[Openmcl-devel] Decreasing the size of the reserved heap
gb at clozure.com
Thu Jan 9 08:12:41 PST 2014
Gee, I don't remember ... I'd have to LOOK AT THE SOURCE, wouldn't I ?
(Yes, I realize that it's easier to do that if you're familiar with the
code than if you aren't, but there's not -that- much code involved and
it's hard to believe that it's -that- difficult ...)
Assuming that anyone interested in how CCL reserves memory for its
heap has found the function ReserveMemoryForHeap() in lisp-kernel/memory.c,
the (partial) answer to Tim's question is that it calls VirtualAlloc()
(on Windows) or mmap() (on Unix) with appropriate options.
Another part of the answer involves considering the difference between
"allocating memory that you don't access" and "allocating memory that
you can't access."
As I think/hope that I mentioned the other day, Windows will allegedly
allocate some kernel data structures (page table entries) whose size is
proportional to the size of region being mapped. Linux claims to do
something similar unless the MAP_NORESERVE option is specified.

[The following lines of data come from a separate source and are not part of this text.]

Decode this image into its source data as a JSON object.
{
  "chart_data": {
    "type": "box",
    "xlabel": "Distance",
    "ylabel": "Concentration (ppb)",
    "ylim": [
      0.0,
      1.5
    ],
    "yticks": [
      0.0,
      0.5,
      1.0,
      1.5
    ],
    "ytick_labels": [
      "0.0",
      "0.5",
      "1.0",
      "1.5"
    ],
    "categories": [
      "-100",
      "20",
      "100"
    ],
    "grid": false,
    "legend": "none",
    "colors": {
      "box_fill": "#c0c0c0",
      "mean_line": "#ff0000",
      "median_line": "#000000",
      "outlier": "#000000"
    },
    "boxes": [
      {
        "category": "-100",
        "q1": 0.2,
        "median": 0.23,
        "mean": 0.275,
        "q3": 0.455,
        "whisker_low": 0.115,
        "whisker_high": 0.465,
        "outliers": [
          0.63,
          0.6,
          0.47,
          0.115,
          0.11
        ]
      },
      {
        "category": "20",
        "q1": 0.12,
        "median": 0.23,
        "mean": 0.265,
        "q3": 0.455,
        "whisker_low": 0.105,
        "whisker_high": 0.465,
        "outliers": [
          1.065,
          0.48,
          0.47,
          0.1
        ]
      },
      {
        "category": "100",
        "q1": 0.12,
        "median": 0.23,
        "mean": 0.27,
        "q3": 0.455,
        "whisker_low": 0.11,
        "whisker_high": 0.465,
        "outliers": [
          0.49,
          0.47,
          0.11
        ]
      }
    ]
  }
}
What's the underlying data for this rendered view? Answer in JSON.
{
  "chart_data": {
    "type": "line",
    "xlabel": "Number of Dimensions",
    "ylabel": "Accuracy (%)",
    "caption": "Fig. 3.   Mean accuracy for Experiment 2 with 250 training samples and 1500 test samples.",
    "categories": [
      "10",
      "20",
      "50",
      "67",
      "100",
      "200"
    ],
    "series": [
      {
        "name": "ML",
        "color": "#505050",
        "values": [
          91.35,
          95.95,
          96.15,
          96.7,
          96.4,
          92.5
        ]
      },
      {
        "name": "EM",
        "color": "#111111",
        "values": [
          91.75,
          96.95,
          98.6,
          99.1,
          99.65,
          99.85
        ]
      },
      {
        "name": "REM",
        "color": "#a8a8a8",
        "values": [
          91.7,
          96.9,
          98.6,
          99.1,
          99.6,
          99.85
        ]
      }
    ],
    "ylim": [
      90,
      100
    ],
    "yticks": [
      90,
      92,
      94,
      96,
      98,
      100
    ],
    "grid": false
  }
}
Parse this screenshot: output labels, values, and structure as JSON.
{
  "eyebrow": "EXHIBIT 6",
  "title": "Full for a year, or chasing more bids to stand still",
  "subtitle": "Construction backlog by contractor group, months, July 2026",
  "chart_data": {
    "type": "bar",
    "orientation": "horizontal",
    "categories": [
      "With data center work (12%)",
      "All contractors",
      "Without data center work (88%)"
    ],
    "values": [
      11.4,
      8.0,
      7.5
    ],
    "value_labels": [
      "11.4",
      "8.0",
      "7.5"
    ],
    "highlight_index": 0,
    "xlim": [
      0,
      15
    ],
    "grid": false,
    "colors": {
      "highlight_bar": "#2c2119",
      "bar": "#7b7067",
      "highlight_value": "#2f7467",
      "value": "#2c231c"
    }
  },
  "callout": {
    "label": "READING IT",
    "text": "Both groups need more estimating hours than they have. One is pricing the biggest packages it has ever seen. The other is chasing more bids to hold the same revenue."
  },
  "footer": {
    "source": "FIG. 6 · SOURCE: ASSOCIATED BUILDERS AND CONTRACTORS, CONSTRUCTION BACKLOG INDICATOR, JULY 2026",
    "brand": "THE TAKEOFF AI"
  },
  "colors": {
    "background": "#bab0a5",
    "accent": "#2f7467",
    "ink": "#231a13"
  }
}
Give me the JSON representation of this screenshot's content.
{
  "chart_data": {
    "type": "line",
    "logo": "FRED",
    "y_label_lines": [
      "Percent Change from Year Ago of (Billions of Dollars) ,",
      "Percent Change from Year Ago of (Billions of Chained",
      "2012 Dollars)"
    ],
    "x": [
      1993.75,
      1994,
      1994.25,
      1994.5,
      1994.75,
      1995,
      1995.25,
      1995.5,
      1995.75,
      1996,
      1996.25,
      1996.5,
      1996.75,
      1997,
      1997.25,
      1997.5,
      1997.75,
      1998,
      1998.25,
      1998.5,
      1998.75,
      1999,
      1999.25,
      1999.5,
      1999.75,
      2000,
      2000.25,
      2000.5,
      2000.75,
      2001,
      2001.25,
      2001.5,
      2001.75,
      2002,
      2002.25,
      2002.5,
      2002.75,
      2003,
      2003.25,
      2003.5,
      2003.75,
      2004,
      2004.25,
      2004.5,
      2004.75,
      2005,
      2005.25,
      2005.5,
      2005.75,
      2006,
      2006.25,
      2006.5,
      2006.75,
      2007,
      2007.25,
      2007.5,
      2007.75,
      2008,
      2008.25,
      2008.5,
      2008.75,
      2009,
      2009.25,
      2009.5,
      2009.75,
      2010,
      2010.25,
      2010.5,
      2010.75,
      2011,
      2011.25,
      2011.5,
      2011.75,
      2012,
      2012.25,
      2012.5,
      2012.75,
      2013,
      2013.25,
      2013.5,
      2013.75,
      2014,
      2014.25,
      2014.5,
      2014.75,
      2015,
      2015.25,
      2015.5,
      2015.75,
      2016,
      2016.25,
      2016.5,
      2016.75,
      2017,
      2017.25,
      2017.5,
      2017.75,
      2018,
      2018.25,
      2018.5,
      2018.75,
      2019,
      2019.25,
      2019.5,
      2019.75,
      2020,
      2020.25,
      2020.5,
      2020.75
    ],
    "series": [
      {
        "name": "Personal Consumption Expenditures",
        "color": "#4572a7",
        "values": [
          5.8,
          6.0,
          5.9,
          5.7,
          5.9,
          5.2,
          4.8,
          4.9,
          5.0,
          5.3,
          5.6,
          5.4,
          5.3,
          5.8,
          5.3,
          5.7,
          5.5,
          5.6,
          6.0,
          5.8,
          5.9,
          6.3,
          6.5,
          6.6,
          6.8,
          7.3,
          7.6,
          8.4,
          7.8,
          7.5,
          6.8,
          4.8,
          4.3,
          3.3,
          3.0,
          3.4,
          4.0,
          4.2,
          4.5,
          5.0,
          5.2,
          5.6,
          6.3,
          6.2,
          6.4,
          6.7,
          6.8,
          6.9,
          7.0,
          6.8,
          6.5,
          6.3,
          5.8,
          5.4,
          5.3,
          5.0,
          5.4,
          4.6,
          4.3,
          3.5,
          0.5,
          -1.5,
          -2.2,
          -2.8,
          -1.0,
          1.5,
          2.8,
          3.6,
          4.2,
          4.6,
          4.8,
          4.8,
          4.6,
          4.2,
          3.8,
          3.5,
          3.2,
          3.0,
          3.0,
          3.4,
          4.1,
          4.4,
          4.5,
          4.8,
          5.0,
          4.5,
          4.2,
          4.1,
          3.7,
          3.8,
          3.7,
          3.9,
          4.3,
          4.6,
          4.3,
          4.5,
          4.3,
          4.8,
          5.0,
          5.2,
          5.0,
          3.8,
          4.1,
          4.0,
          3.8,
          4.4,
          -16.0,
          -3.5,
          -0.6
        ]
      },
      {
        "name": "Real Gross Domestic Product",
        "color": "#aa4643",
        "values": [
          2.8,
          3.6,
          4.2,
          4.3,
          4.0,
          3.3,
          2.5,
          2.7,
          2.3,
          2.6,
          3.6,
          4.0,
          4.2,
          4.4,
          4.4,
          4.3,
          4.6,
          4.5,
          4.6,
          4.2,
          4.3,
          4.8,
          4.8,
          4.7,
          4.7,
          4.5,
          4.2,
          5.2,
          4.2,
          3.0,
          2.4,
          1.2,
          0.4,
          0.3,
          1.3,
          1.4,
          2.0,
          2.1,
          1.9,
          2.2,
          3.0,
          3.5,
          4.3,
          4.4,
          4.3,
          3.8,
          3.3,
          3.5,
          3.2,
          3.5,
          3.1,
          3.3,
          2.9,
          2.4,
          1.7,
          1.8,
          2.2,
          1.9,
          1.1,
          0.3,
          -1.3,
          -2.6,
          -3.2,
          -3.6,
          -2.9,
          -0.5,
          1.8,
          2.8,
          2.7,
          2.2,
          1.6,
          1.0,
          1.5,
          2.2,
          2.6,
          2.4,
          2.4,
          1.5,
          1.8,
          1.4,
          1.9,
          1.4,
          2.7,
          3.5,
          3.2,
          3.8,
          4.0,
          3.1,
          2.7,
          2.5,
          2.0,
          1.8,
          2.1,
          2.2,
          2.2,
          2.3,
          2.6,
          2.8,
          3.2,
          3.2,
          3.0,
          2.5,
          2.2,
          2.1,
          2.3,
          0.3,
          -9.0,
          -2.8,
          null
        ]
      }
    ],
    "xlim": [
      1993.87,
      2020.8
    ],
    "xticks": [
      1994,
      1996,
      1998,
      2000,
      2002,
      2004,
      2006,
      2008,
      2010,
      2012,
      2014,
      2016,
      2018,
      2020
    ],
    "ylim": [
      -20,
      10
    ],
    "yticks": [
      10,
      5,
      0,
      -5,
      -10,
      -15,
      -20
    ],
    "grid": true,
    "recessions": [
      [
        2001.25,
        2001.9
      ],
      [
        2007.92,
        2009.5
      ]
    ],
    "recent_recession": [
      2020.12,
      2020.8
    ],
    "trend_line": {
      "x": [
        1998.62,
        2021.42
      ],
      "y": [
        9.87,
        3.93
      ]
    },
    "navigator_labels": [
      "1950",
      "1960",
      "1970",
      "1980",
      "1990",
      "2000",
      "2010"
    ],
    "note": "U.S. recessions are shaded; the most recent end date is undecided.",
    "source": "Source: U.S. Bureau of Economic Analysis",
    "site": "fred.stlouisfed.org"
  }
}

Aside from this case (PTEs), essentially no resorces (real or virtual
memory) are committed in order to describe this reserved memory region
at this time. Very soon after this region is created, an image file
is read or mapped into that memory region and different subregions
(with different kinds of access permissions) have different costs
associated with them. What those costs are and when they're paid can
get complicated fast and "overcommit" policies can make that even
more complicated, but until we're asking for resources to be committed
the fact that they may be speculatively committed or lazily committed
or otherwise overcommitted isn't really relevant.
On Thu, 9 Jan 2014, Tim Bradshaw wrote:
> On 8 Jan 2014, at 19:30, Gary Byers wrote:
>> On most 64-bit platforms, "reserving" 512GB of contiguous address space
>> costs essentially the same as reserving 1GB. That "reserved address space"
>> isn't (yet) readable or writable; there's no physical of virtual memory
>> associated with it.
> How does CCL do this reservation? I understand that allocating memory which you don't touch is really free, but there is usually a question of OS book-keeping, which can matter. In particular are you assuming that the OS allows overcommit, or doing some other kind of reservation (I think even platforms which don't allow overcommit often have mechanisms of doing soft allocations of some kind which avoid the nasties associated with overcommit)?
> Sorry if this is an idiot question!